Sur les SCPI observées, 21 d’entre elles - soit 25 % de l’effectif - affichent un prix de part supérieur à leur valeur de reconstitution (contre 20% l’an dernier). A contrario, 75 % de l’effectif affiche un prix de part inférieur à la valeur de reconstitution. Parmi ces SCPI, 56 % ont une décote inférieure à 5 %. Pour 24 % d’entre elles, la décote est comprise entre 5 et 7 %. Enfin, 20 % d’entre elles enregistrent une décote de plus de 7 %, ce qui représente 12 SCPI. Ces dernières sont les plus susceptibles de voir leur prix de part revalorisé à court ou moyen terme.

 

Capitalisation, label ISR : quel critère est un indicateur pertinent ?

Les SCPI ayant les capitalisations les plus importantes (supérieures à 1 milliard d’euros) ont vu leurs valeurs de reconstitution baisser davantage que la moyenne (-2,80 %), alors que les valeurs sont quasiment stables pour les capitalisations inférieures avec une baisse mesurée de 0,46%. Par conséquent, les capitalisations importantes ont moins de marge sur leurs prix avec une décote moyenne de 1,36 % contre 2,85% pour les « petites » capitalisations. Cela s’explique notamment par le fait que ces SCPI de grande taille, sont tributaires d’un parc immobilier plus important et parfois plus ancien, et donc plus sensible à la baisse des valeurs immobilières. Les SCPI plus petites, généralement dotées d’un parc immobilier moins important et plus récent, sont moins affectées par le contexte baissier et profitent au contraire d’un point d’entrée idéal pour se constituer la majeure partie de leur patrimoine. Enfin, il est intéressant de noter que la détention du label ISR ne semble pas être une protection. Au contraire, on constate que les SCPI labellisées bénéficient d’un écart entre leur valeur de reconstitution et le prix de leur part plus faible (-1,42%) que les SCPI non labellisées (-3,42%) !
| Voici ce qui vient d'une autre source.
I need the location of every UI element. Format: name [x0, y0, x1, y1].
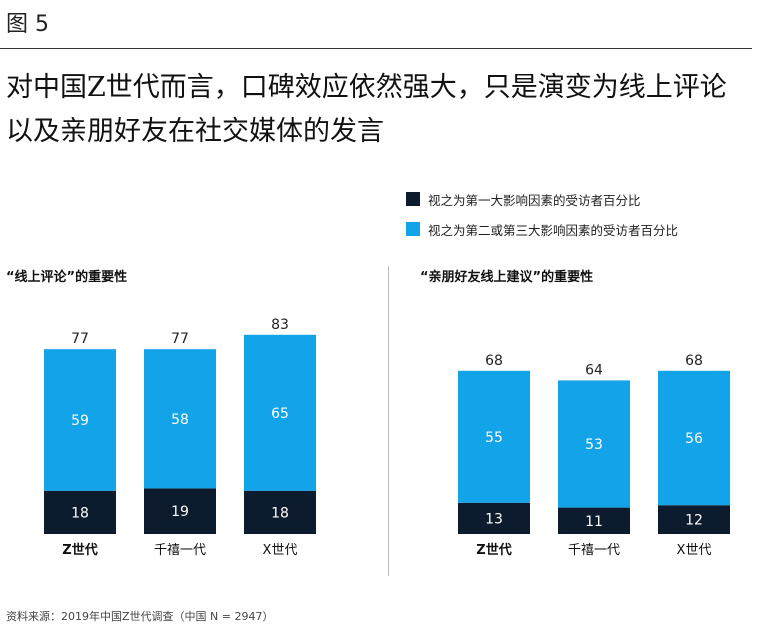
data-label-total: 68 — [485, 353, 503, 369]
bar-segment-second-third-factor — [558, 380, 630, 508]
legend-swatch-blue — [406, 222, 420, 236]
data-label-first-factor: 19 — [171, 504, 189, 520]
legend-label: 视之为第二或第三大影响因素的受访者百分比 — [428, 222, 679, 238]
data-label-first-factor: 13 — [485, 511, 503, 527]
legend-item-first-factor: 视之为第一大影响因素的受访者百分比 — [406, 184, 678, 214]
bar-segment-first-factor — [244, 490, 316, 534]
bar-segment-first-factor — [44, 490, 116, 534]
category-label: Z世代 — [62, 542, 97, 558]
bar-segment-first-factor — [458, 502, 530, 534]
chart-title-friends-advice: “亲朋好友线上建议”的重要性 — [420, 270, 594, 285]
legend-swatch-dark — [406, 192, 420, 206]
headline: 对中国Z世代而言，口碑效应依然强大，只是演变为线上评论以及亲朋好友在社交媒体的发… — [6, 72, 727, 147]
bar-segment-first-factor — [558, 507, 630, 534]
data-label-total: 83 — [271, 317, 289, 333]
legend: 视之为第一大影响因素的受访者百分比 视之为第二或第三大影响因素的受访者百分比 — [406, 184, 678, 244]
category-label: X世代 — [677, 543, 712, 558]
top-rule — [0, 48, 752, 49]
legend-label: 视之为第一大影响因素的受访者百分比 — [428, 192, 641, 208]
data-label-total: 77 — [171, 331, 189, 347]
bar-segment-second-third-factor — [244, 334, 316, 491]
chart-title-online-reviews: “线上评论”的重要性 — [6, 270, 128, 285]
data-label-first-factor: 11 — [585, 514, 603, 530]
bar-segment-second-third-factor — [144, 349, 216, 489]
category-label: 千禧一代 — [568, 543, 620, 558]
data-label-second-third-factor: 55 — [485, 430, 503, 446]
bar-segment-first-factor — [658, 505, 730, 534]
data-label-second-third-factor: 65 — [271, 406, 289, 422]
legend-item-second-third-factor: 视之为第二或第三大影响因素的受访者百分比 — [406, 214, 678, 244]
data-label-second-third-factor: 59 — [71, 413, 89, 429]
bar-segment-second-third-factor — [658, 370, 730, 506]
chart-divider — [388, 266, 389, 576]
data-label-second-third-factor: 56 — [685, 431, 703, 447]
data-label-total: 64 — [585, 362, 603, 378]
category-label: 千禧一代 — [154, 543, 206, 558]
data-label-first-factor: 18 — [71, 505, 89, 521]
data-label-total: 77 — [71, 331, 89, 347]
data-label-first-factor: 18 — [271, 505, 289, 521]
category-label: Z世代 — [476, 542, 511, 558]
bar-segment-second-third-factor — [44, 349, 116, 491]
bar-segment-first-factor — [144, 488, 216, 534]
source-footnote: 资料来源：2019年中国Z世代调查（中国 N = 2947） — [6, 610, 274, 623]
data-label-second-third-factor: 53 — [585, 437, 603, 453]
figure-label: 图 5 — [6, 12, 49, 37]
bar-segment-second-third-factor — [458, 370, 530, 503]
data-label-second-third-factor: 58 — [171, 412, 189, 428]
category-label: X世代 — [263, 543, 298, 558]
data-label-first-factor: 12 — [685, 513, 703, 529]
data-label-total: 68 — [685, 353, 703, 369]
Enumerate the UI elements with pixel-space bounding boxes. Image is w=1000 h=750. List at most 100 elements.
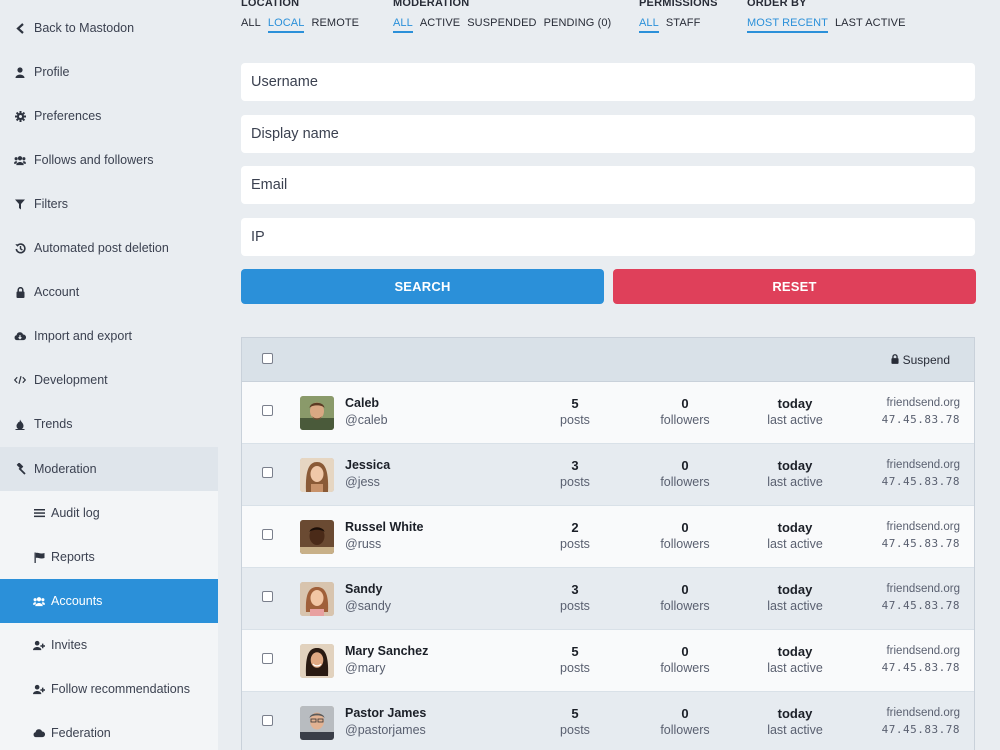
account-domain: friendsend.org: [886, 707, 960, 719]
sidebar-item-audit-log[interactable]: Audit log: [0, 491, 218, 535]
reset-button[interactable]: Reset: [613, 269, 976, 304]
row-checkbox[interactable]: [262, 653, 273, 664]
account-ip: 47.45.83.78: [881, 723, 960, 736]
account-handle: @pastorjames: [345, 723, 426, 737]
activity-stat: today last active: [740, 520, 850, 551]
sidebar-item-development[interactable]: Development: [0, 358, 218, 402]
account-handle: @sandy: [345, 599, 392, 613]
username-input[interactable]: [241, 63, 975, 101]
suspend-label: Suspend: [902, 353, 950, 367]
account-display-name[interactable]: Russel White: [345, 520, 424, 534]
users-icon: [14, 154, 26, 166]
account-display-name[interactable]: Jessica: [345, 458, 391, 472]
filter-permissions-all[interactable]: All: [639, 17, 659, 33]
filter-moderation-suspended[interactable]: Suspended: [467, 17, 537, 29]
account-handle: @caleb: [345, 413, 388, 427]
sidebar-item-follow-recommendations[interactable]: Follow recommendations: [0, 667, 218, 711]
followers-count: 0: [681, 644, 689, 659]
filter-location: Location All Local Remote: [241, 0, 359, 33]
server-info: friendsend.org 47.45.83.78: [882, 521, 960, 550]
filter-title: Permissions: [639, 0, 718, 9]
table-row: Pastor James @pastorjames 5 posts 0 follow…: [242, 692, 974, 750]
avatar[interactable]: [300, 520, 334, 554]
sidebar-item-label: Automated post deletion: [34, 241, 169, 255]
followers-label: followers: [660, 599, 710, 613]
account-display-name[interactable]: Caleb: [345, 396, 380, 410]
sidebar-item-accounts[interactable]: Accounts: [0, 579, 218, 623]
account-display-name[interactable]: Sandy: [345, 582, 383, 596]
posts-stat: 5 posts: [520, 396, 630, 427]
followers-count: 0: [681, 582, 689, 597]
sidebar-item-federation[interactable]: Federation: [0, 711, 218, 750]
filter-permissions-staff[interactable]: Staff: [665, 17, 701, 29]
filter-moderation-active[interactable]: Active: [419, 17, 461, 29]
followers-stat: 0 followers: [630, 644, 740, 675]
table-row: Jessica @jess 3 posts 0 followers today las…: [242, 444, 974, 506]
posts-count: 5: [571, 396, 579, 411]
posts-stat: 3 posts: [520, 582, 630, 613]
filter-location-remote[interactable]: Remote: [311, 17, 360, 29]
filter-order-last-active[interactable]: Last active: [834, 17, 906, 29]
avatar[interactable]: [300, 582, 334, 616]
filter-moderation-pending[interactable]: Pending (0): [543, 17, 612, 29]
followers-stat: 0 followers: [630, 396, 740, 427]
account-display-name[interactable]: Pastor James: [345, 706, 427, 720]
sidebar-item-reports[interactable]: Reports: [0, 535, 218, 579]
fire-icon: [14, 418, 26, 430]
sidebar-item-follows[interactable]: Follows and followers: [0, 138, 218, 182]
suspend-button[interactable]: Suspend: [891, 353, 950, 367]
user-plus-icon: [33, 639, 45, 651]
search-button[interactable]: Search: [241, 269, 604, 304]
sidebar-item-import-export[interactable]: Import and export: [0, 314, 218, 358]
lock-icon: [891, 353, 899, 367]
followers-count: 0: [681, 458, 689, 473]
display-name-input[interactable]: [241, 115, 975, 153]
account-domain: friendsend.org: [886, 397, 960, 409]
avatar[interactable]: [300, 706, 334, 740]
last-active-value: today: [777, 458, 813, 473]
select-all-checkbox[interactable]: [262, 353, 273, 364]
account-display-name[interactable]: Mary Sanchez: [345, 644, 429, 658]
sidebar-item-trends[interactable]: Trends: [0, 402, 218, 446]
sidebar-item-account[interactable]: Account: [0, 270, 218, 314]
sidebar-item-profile[interactable]: Profile: [0, 50, 218, 94]
row-checkbox[interactable]: [262, 715, 273, 726]
filter-order-most-recent[interactable]: Most recent: [747, 17, 828, 33]
sidebar-item-label: Profile: [34, 65, 70, 79]
sidebar-item-automated-deletion[interactable]: Automated post deletion: [0, 226, 218, 270]
posts-label: posts: [560, 537, 590, 551]
sidebar-item-preferences[interactable]: Preferences: [0, 94, 218, 138]
filter-location-local[interactable]: Local: [267, 17, 305, 33]
sidebar-item-back[interactable]: Back to Mastodon: [0, 6, 218, 50]
sidebar-item-invites[interactable]: Invites: [0, 623, 218, 667]
avatar[interactable]: [300, 458, 334, 492]
avatar[interactable]: [300, 396, 334, 430]
posts-label: posts: [560, 599, 590, 613]
row-checkbox[interactable]: [262, 591, 273, 602]
followers-stat: 0 followers: [630, 520, 740, 551]
sidebar-item-label: Preferences: [34, 109, 102, 123]
row-checkbox[interactable]: [262, 467, 273, 478]
email-input[interactable]: [241, 166, 975, 204]
filter-location-all[interactable]: All: [241, 17, 261, 29]
sidebar-item-filters[interactable]: Filters: [0, 182, 218, 226]
followers-stat: 0 followers: [630, 458, 740, 489]
activity-stat: today last active: [740, 458, 850, 489]
sidebar-item-label: Federation: [51, 726, 111, 740]
row-checkbox[interactable]: [262, 529, 273, 540]
table-row: Mary Sanchez @mary 5 posts 0 followers tod…: [242, 630, 974, 692]
filter-moderation: Moderation All Active Suspended Pending …: [393, 0, 611, 33]
row-checkbox[interactable]: [262, 405, 273, 416]
sidebar-item-moderation[interactable]: Moderation: [0, 447, 218, 491]
ip-input[interactable]: [241, 218, 975, 256]
activity-stat: today last active: [740, 396, 850, 427]
filter-moderation-all[interactable]: All: [393, 17, 413, 33]
server-info: friendsend.org 47.45.83.78: [882, 397, 960, 426]
avatar[interactable]: [300, 644, 334, 678]
sidebar-item-label: Moderation: [34, 462, 97, 476]
user-icon: [14, 66, 26, 78]
flag-icon: [33, 551, 45, 563]
cloud-icon: [33, 727, 45, 739]
account-ip: 47.45.83.78: [881, 537, 960, 550]
table-row: Sandy @sandy 3 posts 0 followers today last…: [242, 568, 974, 630]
En conclusion, avec une baisse généralisée des valeurs d’expertise, la situation s’est légèrement dégradée par rapport à l’an dernier. Cependant, avec des prix de parts décotés en moyenne dans tous les secteurs, les SCPI abordent le deuxième semestre 2023 dans une situation qui demeure favorable. L’environnement comporte tout de même des menaces persistantes (inflation, hausse des taux…), ce qui impose de rester vigilant sur les prochaines valeurs de reconstitution à fin 2023. Nous pourrions observer de nouveaux reculs pour certaines SCPI, aucune baisse des taux d’intérêt n’étant envisagée avant 2024.